Last night, someone discovered a file, which includes the ROM of the Pre. This morning, there are instructions all over the web on how to get access to the Pre as root. In a few hours, the first Hello World app has been developed (without access to the Mojo SDK...).
Once again, this is quite amazing. Every time these things happen, I have a feeling the device manufacturer did it on purpose. I just can't believe they let it happen by mistake. Three steps and you are root with read and write access. You can see everything inside the phone, including comments in the config files. However, some are a bit embarrassing, so I do not know what to think anymore...
For example, getting access to the device requires you to type upupdowndownleftrightleftrightbastart on the device (I swear). This is clearly a punch at the iPhone because doing the same with the virtual keyboard would take you an hour, while with the Pre keyboard it is a breeze ;-)
When you look inside, you find a lot of very interesting things. First, it is a Linux machine 2.6.24 (check, yet another mobile open source based operating system). It has a Java Virtual Machine (1.5 Standard Edition). It already has settings to connect to the AT&T and T-Mobile network (which make sense, reading rumors about a GSM version coming soon). Moreover, there are hints of the rumored Palm EOS device (the one at $99) which in the OS is called pixie (the Pre is castle) and even a third one coming (zepfloyd, which seems to support wifi as the Pre, while the EOS won't).
There are also funny comments left by Palm developers inside the phone, like the TODO list. E.g.: "TODO FIXME: we ought not call this, eh?". Or this one: "On the offchance that the user hits the 'minimize' before we finished capture ... slimy bastard users"...
In general, it is very easy to modify things, for example someone quickly modified the camera to no longer make the shutter noise even with all system sounds enabled (not that I know what the use case behind it could be...). Tethering your laptop via wifi is just a matter of changing a couple of config files. There are also things I cannot talk about, but others are (for example here and here).

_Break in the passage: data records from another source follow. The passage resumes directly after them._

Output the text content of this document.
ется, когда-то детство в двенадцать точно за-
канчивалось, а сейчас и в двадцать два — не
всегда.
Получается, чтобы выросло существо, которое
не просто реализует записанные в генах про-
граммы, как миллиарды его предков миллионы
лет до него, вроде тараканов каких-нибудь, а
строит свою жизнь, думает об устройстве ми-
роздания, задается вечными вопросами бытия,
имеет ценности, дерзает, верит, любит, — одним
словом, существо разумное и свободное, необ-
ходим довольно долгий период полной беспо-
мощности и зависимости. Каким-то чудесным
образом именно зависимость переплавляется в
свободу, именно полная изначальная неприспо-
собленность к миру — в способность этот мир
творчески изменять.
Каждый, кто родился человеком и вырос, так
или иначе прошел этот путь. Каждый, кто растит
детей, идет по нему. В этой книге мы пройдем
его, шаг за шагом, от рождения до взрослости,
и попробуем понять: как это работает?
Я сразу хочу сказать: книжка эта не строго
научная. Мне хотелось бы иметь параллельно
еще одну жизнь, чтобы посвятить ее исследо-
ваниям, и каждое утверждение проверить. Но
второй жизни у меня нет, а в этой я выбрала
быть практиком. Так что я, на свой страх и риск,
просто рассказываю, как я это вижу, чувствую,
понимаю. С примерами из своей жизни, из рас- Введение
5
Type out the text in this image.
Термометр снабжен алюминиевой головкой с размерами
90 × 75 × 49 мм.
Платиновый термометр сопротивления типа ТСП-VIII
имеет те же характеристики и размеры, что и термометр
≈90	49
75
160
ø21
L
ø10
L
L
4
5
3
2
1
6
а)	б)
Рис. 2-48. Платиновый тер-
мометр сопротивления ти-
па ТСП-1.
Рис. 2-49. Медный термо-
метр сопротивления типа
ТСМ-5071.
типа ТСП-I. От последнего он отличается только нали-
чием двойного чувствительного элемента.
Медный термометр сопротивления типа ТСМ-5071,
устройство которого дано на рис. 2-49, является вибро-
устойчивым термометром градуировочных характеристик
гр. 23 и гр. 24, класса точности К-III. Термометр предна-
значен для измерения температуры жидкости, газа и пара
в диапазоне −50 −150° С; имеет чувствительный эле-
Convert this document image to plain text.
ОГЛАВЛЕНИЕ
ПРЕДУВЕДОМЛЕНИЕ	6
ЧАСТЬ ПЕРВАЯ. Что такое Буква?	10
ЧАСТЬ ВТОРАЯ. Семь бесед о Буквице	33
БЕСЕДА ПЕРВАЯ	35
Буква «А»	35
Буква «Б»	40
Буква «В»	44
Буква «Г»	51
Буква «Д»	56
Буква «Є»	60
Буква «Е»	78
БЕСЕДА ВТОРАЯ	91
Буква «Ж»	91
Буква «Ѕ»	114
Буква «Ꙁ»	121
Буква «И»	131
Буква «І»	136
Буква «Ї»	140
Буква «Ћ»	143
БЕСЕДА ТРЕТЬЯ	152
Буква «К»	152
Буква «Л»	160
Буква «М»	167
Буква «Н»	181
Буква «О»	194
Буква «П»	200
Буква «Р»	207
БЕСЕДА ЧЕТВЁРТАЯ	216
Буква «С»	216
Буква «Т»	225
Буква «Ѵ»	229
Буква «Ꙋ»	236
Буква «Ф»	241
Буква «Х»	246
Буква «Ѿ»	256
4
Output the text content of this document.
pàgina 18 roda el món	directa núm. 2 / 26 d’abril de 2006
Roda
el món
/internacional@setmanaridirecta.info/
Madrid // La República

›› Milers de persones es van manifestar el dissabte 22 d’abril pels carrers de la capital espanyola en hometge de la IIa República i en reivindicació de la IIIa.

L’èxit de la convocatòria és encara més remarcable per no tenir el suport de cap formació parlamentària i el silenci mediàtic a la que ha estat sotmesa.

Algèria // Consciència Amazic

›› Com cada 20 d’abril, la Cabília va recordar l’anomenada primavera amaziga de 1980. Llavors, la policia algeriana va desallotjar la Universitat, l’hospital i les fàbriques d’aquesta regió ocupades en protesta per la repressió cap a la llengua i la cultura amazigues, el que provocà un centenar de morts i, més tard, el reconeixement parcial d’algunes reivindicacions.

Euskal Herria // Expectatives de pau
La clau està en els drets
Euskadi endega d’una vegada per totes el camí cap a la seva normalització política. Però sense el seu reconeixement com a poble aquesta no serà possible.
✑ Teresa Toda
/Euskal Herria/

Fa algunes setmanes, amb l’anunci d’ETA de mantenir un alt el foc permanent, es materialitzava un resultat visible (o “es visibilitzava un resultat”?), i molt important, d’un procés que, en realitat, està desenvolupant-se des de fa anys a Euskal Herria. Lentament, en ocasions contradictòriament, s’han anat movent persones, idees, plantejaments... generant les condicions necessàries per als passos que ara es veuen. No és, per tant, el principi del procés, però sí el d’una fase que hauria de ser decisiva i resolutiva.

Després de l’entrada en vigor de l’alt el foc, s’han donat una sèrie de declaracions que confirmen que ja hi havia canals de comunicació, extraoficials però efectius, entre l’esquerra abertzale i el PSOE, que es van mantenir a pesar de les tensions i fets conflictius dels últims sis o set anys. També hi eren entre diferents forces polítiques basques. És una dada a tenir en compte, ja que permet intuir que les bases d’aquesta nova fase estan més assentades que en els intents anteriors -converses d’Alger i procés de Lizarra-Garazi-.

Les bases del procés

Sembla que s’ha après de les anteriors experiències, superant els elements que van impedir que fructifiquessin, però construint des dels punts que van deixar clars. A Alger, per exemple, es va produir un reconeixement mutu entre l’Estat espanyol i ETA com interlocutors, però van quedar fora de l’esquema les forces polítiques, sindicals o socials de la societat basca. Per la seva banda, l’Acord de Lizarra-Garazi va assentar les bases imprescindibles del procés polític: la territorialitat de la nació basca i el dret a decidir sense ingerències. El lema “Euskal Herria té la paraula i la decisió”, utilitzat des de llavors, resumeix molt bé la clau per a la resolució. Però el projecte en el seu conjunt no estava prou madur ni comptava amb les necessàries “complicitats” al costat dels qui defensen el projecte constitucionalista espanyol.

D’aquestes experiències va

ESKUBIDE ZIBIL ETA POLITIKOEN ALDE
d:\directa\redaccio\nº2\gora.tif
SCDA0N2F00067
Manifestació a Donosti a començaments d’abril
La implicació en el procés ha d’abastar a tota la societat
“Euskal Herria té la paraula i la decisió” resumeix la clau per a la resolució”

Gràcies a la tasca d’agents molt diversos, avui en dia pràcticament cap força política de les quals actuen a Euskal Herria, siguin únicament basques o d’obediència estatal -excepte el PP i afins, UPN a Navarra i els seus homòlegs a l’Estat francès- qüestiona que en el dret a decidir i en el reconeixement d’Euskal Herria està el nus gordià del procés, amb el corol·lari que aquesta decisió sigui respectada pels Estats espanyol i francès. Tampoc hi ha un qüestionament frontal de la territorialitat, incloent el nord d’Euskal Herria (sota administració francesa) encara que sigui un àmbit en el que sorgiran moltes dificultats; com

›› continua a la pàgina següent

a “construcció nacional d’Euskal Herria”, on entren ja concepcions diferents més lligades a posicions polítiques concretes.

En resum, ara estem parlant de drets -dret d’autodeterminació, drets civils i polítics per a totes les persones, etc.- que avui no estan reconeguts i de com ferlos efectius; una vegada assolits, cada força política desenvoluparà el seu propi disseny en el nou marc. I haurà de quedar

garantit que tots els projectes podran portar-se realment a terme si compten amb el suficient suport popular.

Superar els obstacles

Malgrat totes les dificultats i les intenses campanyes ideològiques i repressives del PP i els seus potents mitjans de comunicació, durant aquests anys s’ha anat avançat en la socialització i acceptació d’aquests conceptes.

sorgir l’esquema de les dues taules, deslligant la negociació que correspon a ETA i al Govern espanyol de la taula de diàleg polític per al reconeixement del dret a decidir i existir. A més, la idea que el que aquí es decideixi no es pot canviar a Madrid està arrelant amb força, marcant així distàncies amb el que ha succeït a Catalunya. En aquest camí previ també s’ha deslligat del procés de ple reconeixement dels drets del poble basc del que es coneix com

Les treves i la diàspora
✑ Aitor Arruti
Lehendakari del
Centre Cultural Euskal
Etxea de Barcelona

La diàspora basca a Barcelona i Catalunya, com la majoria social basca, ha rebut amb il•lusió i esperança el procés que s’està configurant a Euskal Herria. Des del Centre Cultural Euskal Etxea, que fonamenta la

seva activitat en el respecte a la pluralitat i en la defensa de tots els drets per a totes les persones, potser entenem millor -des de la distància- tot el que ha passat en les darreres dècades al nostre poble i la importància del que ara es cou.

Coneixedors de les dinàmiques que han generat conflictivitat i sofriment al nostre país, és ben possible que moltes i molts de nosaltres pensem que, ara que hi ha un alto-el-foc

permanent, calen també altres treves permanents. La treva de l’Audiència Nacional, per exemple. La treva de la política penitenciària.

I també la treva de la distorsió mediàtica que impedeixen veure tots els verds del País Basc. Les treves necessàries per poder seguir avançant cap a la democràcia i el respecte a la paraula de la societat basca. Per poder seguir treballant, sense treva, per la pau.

Bottom line: it took a few days and WebOS is naked. The world is looking at it. From what I have seen (ehm, read on the blogs, I would never do this and risk to void my warranty ;-), it looks like a very nicely developed OS (with the three stacks, Linux and Java and Javascript/HTML/CSS). Even if Palm hasn't leaked it out on purpose, the feedback from the hackers community is two thumbs up, which is another good sign for Palm.